Ao fazer uso da tribuna para encaminhar a matéria, o deputado estadual Zé Teixeira (DEM), que representa os produtores rurais na Assembleia, reforçou o contra-ataque que havia feita há duas semanas, lembrando que a classe ruralista é a que mais gera empregos, que mais produz e é responsável por 1/3 do PIB (Produto Interno Bruto) do País. Portanto, não merecia tais ofensas.
"Talvez, se nós tivéssemos um presidente que ao menos divulgasse uma nota de apoio à classe que mais produz neste País, seria diferente. Agora, eu como produtor, não me senti atingido e os produtores não deveriam vestir a carapuça", sugeriu, ao lamentar a atitude do ministro.
Zé Teixeira criticou o fato de os órgãos federais, como o Ibama, não funcionarem como deveriam, lembrando que a repartição tem servido apenas para "fabricar" multas sem necessidade.

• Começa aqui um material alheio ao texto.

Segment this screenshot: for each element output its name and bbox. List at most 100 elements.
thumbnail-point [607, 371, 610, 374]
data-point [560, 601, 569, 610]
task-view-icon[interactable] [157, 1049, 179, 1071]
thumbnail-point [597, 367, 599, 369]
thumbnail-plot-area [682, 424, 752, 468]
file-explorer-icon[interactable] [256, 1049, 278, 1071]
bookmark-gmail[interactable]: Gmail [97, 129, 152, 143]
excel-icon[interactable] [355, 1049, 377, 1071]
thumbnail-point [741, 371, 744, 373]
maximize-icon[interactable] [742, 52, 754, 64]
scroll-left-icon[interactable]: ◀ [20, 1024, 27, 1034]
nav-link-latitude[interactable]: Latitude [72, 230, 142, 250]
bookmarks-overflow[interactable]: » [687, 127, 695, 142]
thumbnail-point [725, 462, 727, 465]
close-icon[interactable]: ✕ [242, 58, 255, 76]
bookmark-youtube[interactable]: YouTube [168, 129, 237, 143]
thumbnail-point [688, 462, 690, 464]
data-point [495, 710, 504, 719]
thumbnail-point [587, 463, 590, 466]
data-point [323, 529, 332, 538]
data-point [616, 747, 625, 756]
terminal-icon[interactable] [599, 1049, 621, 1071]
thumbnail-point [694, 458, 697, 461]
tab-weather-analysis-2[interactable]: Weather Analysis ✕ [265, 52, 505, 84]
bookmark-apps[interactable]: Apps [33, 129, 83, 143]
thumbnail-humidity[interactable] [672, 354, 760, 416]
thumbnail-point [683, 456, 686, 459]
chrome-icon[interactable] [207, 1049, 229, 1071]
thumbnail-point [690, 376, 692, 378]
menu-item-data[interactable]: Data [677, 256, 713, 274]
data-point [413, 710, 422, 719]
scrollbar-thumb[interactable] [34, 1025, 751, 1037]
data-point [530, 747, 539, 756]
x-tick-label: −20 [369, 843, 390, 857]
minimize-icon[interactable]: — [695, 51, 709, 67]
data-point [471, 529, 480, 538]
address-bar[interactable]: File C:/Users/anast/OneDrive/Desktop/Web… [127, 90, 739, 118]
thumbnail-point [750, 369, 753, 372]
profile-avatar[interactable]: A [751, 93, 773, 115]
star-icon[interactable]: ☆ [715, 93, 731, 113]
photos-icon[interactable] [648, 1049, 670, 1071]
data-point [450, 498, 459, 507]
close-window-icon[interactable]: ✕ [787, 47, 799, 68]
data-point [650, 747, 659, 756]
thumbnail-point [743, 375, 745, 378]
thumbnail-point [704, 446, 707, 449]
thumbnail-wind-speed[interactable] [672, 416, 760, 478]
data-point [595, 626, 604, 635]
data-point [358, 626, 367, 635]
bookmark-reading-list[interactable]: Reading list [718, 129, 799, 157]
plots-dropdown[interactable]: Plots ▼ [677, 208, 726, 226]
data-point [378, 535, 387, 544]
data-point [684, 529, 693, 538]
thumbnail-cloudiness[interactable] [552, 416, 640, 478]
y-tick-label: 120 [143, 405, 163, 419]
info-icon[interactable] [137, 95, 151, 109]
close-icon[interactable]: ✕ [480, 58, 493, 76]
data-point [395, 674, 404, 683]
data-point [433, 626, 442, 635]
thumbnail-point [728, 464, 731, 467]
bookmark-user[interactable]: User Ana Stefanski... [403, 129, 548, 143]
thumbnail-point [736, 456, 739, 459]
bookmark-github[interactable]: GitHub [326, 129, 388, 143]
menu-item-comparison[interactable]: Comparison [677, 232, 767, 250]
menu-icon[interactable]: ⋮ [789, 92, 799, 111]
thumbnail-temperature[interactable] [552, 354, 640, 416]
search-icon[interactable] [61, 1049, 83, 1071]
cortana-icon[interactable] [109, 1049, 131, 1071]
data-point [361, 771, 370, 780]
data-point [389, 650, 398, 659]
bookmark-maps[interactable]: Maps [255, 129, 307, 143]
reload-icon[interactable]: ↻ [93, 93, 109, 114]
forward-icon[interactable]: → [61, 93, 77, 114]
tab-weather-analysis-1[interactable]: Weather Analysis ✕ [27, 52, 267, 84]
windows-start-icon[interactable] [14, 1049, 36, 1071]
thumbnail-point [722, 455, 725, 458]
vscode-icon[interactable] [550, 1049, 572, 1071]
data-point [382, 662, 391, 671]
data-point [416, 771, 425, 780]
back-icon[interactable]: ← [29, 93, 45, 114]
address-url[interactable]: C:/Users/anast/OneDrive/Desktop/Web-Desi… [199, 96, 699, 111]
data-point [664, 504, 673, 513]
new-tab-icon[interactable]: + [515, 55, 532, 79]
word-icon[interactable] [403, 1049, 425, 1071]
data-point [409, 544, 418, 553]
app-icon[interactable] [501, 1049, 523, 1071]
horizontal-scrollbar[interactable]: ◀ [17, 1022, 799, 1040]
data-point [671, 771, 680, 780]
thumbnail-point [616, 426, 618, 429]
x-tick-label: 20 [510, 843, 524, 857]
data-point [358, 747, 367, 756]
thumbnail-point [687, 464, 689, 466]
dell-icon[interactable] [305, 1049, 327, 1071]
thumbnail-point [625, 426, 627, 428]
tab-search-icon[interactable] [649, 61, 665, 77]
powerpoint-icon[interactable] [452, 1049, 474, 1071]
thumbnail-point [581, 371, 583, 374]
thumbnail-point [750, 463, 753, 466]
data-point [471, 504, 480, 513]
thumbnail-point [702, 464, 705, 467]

Ele também protestou quanto à falta de uma política agrícola austera, que realmente venha beneficiar o trabalhador do campo, observando que ainda assim os produtores têm conseguido elevar a produção, contribuindo, de certa forma, para colocar alimento na mesa da população.
As lamentações dos petistas Amarildo Cruz e Pedro Teruel foram em vão. Eles até que tentaram impedir tamanho constrangimento, argumentando que o ministro foi infeliz em suas colocações, mas não tinha a intenção de generalizar, ofendendo os produtores.